Reflections on Facebook

Reflections on Facebook


Recently, the question was posed in the "What are you learning on Facebook" group: what is your big "aha?" I'm not sure I've had one big 'aha', but rather a series of small ones -- about immediacy of connections, visualizing one's friend network, and the power of weak ties over strong ones.

Here is an updated version of the answer I posted on the "What are you learning on Facebook" group [link only available to Facebook subscribers]:. The complete question which Marcia Connor asked was, "Has Facebook provided you a big "aha!" moment because you found, figured out, discovered or had introduced to you something that helped you make connections you hadn't before?"

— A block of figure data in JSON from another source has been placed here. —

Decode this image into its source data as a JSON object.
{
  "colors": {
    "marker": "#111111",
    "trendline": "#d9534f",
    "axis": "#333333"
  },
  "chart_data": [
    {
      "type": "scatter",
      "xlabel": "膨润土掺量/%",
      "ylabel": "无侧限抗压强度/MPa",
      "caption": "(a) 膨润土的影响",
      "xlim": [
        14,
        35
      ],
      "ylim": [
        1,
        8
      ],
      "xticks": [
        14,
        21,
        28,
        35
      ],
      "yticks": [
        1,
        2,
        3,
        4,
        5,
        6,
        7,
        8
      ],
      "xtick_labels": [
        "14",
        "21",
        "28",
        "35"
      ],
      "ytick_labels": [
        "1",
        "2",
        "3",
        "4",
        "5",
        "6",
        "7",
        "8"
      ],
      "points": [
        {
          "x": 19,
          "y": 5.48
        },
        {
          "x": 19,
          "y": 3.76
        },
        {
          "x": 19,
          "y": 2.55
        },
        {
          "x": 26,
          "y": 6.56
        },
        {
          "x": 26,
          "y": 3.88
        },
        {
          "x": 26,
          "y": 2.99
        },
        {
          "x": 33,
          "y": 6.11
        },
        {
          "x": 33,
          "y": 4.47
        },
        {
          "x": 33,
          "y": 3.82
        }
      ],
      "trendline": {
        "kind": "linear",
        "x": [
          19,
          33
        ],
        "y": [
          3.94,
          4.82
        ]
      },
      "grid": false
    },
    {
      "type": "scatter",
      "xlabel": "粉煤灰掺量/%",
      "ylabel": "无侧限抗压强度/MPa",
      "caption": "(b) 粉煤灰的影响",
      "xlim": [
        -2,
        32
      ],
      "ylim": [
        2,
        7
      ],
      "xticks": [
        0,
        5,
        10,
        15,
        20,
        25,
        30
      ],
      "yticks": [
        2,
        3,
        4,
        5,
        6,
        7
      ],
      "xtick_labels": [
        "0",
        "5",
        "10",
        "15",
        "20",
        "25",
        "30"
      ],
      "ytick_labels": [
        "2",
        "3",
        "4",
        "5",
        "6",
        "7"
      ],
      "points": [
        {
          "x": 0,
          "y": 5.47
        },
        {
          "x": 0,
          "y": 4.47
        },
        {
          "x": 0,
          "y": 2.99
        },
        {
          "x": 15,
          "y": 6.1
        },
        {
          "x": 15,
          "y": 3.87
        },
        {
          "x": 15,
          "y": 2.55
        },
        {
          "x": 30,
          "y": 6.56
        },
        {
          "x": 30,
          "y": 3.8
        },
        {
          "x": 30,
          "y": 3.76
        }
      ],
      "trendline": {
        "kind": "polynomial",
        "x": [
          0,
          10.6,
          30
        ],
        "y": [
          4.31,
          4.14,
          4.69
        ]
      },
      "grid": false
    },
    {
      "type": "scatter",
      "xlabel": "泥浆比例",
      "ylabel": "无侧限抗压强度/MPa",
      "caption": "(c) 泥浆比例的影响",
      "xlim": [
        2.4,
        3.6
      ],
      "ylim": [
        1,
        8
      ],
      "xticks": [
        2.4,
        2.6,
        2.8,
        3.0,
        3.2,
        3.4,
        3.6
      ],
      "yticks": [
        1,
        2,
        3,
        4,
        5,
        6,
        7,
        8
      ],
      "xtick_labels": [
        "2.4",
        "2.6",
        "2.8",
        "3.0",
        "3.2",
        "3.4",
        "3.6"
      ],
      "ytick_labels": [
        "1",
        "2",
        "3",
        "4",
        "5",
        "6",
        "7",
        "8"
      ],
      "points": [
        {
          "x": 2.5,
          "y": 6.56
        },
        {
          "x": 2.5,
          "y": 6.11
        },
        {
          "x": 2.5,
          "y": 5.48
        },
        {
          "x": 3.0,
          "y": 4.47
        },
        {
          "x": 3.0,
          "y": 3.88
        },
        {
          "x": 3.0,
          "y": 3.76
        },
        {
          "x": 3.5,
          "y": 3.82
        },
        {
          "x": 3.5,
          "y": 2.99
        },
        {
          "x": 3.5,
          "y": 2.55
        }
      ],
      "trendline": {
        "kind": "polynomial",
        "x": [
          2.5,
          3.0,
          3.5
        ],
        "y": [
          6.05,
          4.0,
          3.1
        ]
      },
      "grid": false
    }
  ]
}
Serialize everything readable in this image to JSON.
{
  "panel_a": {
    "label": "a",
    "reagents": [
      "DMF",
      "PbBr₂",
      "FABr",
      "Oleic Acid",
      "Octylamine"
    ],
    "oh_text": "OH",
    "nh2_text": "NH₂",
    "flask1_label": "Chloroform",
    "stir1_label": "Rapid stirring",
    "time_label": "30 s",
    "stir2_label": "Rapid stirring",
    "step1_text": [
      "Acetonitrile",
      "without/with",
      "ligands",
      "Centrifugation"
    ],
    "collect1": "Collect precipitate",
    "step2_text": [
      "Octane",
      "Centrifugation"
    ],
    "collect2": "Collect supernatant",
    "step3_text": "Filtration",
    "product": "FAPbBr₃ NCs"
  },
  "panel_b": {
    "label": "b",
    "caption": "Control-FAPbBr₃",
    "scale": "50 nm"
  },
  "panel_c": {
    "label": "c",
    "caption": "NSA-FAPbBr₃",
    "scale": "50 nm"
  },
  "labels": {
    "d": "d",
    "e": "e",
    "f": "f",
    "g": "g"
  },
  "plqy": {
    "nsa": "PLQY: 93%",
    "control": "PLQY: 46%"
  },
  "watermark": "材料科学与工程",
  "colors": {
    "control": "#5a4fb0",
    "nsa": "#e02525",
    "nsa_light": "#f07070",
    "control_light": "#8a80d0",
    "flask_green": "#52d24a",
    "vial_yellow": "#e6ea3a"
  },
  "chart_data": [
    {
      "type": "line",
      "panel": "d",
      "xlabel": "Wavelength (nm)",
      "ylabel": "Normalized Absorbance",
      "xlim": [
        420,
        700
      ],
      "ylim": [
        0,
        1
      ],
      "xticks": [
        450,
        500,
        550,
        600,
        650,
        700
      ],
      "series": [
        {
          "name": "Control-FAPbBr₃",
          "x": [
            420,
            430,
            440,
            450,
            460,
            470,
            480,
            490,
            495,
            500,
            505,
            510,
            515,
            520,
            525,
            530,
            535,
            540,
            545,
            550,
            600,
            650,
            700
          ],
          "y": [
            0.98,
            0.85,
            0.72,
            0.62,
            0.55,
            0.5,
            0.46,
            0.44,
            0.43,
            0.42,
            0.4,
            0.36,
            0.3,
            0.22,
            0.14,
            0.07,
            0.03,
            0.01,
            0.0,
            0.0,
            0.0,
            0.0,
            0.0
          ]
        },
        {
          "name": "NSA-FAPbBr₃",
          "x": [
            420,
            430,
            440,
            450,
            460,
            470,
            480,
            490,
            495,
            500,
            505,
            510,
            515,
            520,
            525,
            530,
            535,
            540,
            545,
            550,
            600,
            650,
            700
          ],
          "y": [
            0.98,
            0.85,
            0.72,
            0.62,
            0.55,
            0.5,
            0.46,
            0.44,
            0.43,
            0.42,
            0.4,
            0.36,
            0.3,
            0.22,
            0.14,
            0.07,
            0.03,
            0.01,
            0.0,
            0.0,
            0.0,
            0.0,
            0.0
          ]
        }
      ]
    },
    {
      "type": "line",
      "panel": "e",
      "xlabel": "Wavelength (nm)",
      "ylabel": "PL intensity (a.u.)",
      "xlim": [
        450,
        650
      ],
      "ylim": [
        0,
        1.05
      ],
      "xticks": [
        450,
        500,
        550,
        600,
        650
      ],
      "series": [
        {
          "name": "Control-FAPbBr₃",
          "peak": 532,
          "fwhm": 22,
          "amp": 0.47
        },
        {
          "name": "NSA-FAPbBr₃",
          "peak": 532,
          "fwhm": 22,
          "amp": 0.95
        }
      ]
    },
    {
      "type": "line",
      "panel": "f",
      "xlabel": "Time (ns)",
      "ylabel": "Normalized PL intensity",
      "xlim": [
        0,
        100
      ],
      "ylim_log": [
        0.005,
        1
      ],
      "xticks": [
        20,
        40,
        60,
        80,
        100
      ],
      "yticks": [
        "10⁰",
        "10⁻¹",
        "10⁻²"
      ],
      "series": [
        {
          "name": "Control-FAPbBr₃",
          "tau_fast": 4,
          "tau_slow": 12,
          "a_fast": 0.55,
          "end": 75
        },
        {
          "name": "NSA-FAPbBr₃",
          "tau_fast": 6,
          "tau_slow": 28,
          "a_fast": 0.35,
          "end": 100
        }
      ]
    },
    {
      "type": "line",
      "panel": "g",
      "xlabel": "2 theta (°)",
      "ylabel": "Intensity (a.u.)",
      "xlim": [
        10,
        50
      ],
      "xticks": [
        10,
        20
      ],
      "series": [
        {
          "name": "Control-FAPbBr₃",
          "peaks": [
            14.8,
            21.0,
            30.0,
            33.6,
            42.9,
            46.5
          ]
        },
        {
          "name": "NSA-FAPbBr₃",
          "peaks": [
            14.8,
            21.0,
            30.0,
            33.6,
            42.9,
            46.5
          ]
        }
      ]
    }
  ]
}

To date, it feels as if I've had a series of smaller 'aha's' rather than one big one:

1) FB creates immediacy of connections while online -- connections are easier to reach. So I keep in better touch with family members and notice that they keep in better touch as well. It may not sound like much, but I get somewhat more info about them than I would otherwise get.

2) A corollary is that FB is like a giant living compliation of one's friend network which one can monitor and be connected to others at times and ways of one's choosing. Like Basecamp, its utility is deceptively simple -- it doesn't look like it should amount to much, but there's something about building one's life network of friends and then having it visually instantiated, rapidly accessible. It is an incomplete network -- more of my friends are missing from Facebook than are there -- but what's there has a certain wholeness that didn't exist previously. And then there's the access to a new network of loosely tied 'friends' (see below).

2a) As a result, FB has already enabled me to help others make connections or have interactions which otherwise would never have happened.

3) FB is a useful tool for getting in touch with long lost acquaintances. In the process, it's also a good self-reflection tool -- for instance, by examining the reasons why I choose or don't choose to contact someone.

4) The power of loose ties -- this was suggested to me by someone who contacted me on FB out of the blue. I had thought of FB as a network of my tight-knit friends; she re-framed it for me as a way to learn from a network of loose connections. So far, it's been very effective in that way. This may be the biggest of the 'ahas' for me.

5) I was fascinated by how Stephen Downes found a quick answer to a question he had by posting on FB -- that's cool but probably requires a friend network the size of his. That's one of the functions I'm looking to have: treating my FB (or LinkedIn?) network as a giant sounding board for ideas, answers to questions, and other inquiries that would be useful to me and interesting to my network members.

6) This is not necessarily FB-specific, but a colleague impressed upon me the importance of figuring out what you want a tool to do for you (functional requirements list) rather than going tool-happy to start. Another colleague impressed upon me the importance of trying out tools to start with just to discover what they can do. So I've been spending some time in the cognitively dissonant space created by these clashing approaches.

7) Because I've found unexpected worthwhile affordances about FB, I was more willing to give Twitter a 2nd try and am finding worthwhile affordances there too. Which in turn will make me more open to trying a new tool.

What does this have to do with online education? Tools such as FB create new possibilities for obtaining information, interacting with learning participants, and creating new knowledge. The focus should be on the specifics of these capabilities; the tools should remain means and not an end in themselves (I dread the prospect of online courses requiring the use of FB, Second Life, Twitter, et al.). But I welcome the prospect of online courses requiring students to obtain information, interact with learning participants, and create new knowledge in new ways, and then let them choose which tools help them do this with appropriate scaffolding and support.